The Single-Season Records
The biggest single-season totals nearly all come from a different era of baseball. Henderson’s 130 in 1982 leads the modern era, followed by Lou Brock’s 118 in 1974 and Vince Coleman’s eye-popping totals in the mid-1980s, when Coleman swiped over 100 bases in three straight seasons. Before that, the dead-ball era stars like Ty Cobb piled up huge numbers in a low-scoring game where manufacturing runs was everything. These totals stand in stark contrast to the modern game and show just how much the role of the stolen base has shifted.
The Long Decline
For decades, the stolen base faded from the game. As home runs and on-base percentage came to dominate strategy in the 2000s and 2010s, teams decided the risk of running was not worth the reward, and league-leading totals dropped into the 40s and 50s. A leader who once needed 80 or 90 steals to top the list could now win the crown with fewer than 50. The art of the stolen base, once central to winning baseball, had nearly become a relic.
The Modern Revival
That changed suddenly in 2023, when MLB introduced a set of rule changes including the pitch clock, limits on pickoff throws, and larger bases. The effect was dramatic: stolen bases surged leaguewide, and Ronald Acuña Jr. swiped 73 to lead the majors, the most by any player since 2007. The next year, Cincinnati’s Elly De La Cruz led with 67, and the running game returned as a real weapon. After years of decline, speed is back in style, even if no one is approaching Henderson’s old records.

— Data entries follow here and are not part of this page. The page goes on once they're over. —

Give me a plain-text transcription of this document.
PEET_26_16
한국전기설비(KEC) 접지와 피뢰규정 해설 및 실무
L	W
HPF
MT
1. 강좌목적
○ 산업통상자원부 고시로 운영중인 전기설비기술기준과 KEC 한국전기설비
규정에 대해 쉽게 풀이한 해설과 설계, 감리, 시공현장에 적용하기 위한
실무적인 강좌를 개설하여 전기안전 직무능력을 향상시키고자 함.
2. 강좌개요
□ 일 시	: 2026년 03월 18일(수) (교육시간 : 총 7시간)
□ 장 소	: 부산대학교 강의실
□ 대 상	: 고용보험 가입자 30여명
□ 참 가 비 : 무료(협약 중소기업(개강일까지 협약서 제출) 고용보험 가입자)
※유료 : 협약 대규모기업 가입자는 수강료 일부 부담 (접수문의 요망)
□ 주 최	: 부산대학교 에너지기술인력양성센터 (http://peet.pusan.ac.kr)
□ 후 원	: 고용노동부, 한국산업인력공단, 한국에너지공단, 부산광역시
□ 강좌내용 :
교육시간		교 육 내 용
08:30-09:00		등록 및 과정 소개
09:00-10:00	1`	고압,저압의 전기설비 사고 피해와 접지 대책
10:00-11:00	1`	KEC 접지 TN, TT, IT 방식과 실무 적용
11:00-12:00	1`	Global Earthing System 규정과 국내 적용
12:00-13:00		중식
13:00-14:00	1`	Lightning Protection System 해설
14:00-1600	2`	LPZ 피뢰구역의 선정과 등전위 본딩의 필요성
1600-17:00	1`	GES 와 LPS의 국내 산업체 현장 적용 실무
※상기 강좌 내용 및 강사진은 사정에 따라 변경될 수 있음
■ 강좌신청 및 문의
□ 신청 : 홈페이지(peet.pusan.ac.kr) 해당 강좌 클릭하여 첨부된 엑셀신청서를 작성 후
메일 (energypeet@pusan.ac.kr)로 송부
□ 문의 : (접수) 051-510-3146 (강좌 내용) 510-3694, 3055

Interesting Stolen Base Facts
The history of the stolen base is full of remarkable details. Ty Cobb stole home a record 54 times in his career, a feat almost unimaginable today. Rickey Henderson’s 130 steals in a single season is more than most modern teams record as a group in some years. The 2023 rule changes produced the most stolen bases in a season since 1987, a jump of more than 40 percent in just one year. And only a tiny group of players, including Acuña and De La Cruz, have ever combined big power with 60-plus steals in the same season. If you enjoy baseball record lists, see our breakdown of the longest MLB winning streak.
The Bottom Line
The MLB stolen base leaderboard runs from the dead-ball era through Rickey Henderson’s untouchable peak to the modern revival sparked by the 2023 rule changes. Henderson’s 130 steals in 1982 remains the modern record, and his dominance across so many seasons makes him the greatest base stealer the game has ever seen. The stolen base has come and gone as a weapon over the decades, but with speed back in fashion, the leaderboard is exciting to watch once again.